Decision Theory
Decision theory is the science of rational choice in situations in which there is uncertainty about the outcome. Rational choice theory asserts that individuals whose behavior satisfies a few plausible conditions (such as transitivity, which means that if A is preferred to B and B is preferred to C, then A is preferred to C) will behave as though they are maximizing a preference function defined over the choice outcomes. For instance, consider an agent with the preference function u(a, n) defined over two goods, Apples and Nuts, and with an amount of money M to spend.
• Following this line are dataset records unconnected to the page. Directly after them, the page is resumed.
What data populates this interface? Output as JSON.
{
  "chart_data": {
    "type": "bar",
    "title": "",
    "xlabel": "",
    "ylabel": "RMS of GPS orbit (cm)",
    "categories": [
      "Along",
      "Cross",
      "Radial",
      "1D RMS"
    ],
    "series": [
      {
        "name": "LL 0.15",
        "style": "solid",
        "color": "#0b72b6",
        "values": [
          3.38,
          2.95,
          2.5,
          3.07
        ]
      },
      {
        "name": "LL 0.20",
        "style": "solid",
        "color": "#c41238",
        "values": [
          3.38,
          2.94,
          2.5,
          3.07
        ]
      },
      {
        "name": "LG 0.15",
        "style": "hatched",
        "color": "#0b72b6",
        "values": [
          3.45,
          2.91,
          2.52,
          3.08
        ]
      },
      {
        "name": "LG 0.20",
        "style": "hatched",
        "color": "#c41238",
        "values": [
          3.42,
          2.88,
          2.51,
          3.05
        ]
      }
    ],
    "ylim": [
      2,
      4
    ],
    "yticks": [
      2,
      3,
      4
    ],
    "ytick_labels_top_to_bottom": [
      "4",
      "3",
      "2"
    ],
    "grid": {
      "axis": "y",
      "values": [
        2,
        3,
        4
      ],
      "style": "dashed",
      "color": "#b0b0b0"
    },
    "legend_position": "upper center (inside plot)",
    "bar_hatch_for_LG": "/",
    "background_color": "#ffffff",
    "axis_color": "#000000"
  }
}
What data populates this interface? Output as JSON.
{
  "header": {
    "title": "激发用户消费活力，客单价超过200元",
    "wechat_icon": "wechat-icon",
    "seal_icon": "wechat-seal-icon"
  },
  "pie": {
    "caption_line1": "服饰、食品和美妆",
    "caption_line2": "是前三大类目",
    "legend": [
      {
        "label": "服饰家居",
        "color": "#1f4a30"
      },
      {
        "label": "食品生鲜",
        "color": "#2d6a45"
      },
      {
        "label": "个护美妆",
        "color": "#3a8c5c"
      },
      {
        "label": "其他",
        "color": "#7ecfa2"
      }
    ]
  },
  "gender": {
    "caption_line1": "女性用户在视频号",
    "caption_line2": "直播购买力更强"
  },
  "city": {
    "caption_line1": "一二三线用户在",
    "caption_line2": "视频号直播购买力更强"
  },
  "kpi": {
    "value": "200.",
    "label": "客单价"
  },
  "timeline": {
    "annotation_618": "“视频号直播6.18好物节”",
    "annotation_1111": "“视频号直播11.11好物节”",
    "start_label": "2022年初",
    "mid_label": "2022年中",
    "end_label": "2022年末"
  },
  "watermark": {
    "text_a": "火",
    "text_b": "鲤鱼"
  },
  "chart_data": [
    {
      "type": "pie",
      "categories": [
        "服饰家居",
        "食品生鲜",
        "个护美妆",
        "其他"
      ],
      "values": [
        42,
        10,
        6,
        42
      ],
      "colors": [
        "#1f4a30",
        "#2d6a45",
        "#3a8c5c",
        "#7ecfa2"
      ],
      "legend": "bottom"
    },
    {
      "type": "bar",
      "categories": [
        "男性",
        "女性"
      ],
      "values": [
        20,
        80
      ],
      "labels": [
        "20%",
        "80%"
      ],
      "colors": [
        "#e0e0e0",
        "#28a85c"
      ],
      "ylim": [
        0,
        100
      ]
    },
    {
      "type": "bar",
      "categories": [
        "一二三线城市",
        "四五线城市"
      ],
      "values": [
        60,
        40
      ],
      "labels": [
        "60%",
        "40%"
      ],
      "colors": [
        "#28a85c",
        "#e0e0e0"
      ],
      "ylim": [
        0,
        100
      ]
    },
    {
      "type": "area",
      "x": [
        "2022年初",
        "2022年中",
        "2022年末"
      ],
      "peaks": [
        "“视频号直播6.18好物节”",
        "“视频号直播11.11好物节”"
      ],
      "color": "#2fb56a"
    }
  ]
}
Thus, u(2, 5) is the "utility" the agent derives from consuming two apples and five nuts (for this reason, economists call a preference function a utility function). If the prices of Apples and Nuts are pa and pn, the individual will choose the amount of Apples a and the amount of Nuts n that will maximize u(a, n), subject to the constraint that the total cost is not greater than M (i.e., paa + pnn ≤ M ). Decision theory deals with such choices when there is uncertainty regarding the amount of Apples and Nuts that will be delivered.
Decision theory relies on probability theory, the development of which began in the seventeenth and eighteenth centuries, associated with scholars such as Blaise Pascal (1623–1662), Daniel Bernoulli (1700–1782), and Thomas Bayes (1702–1761).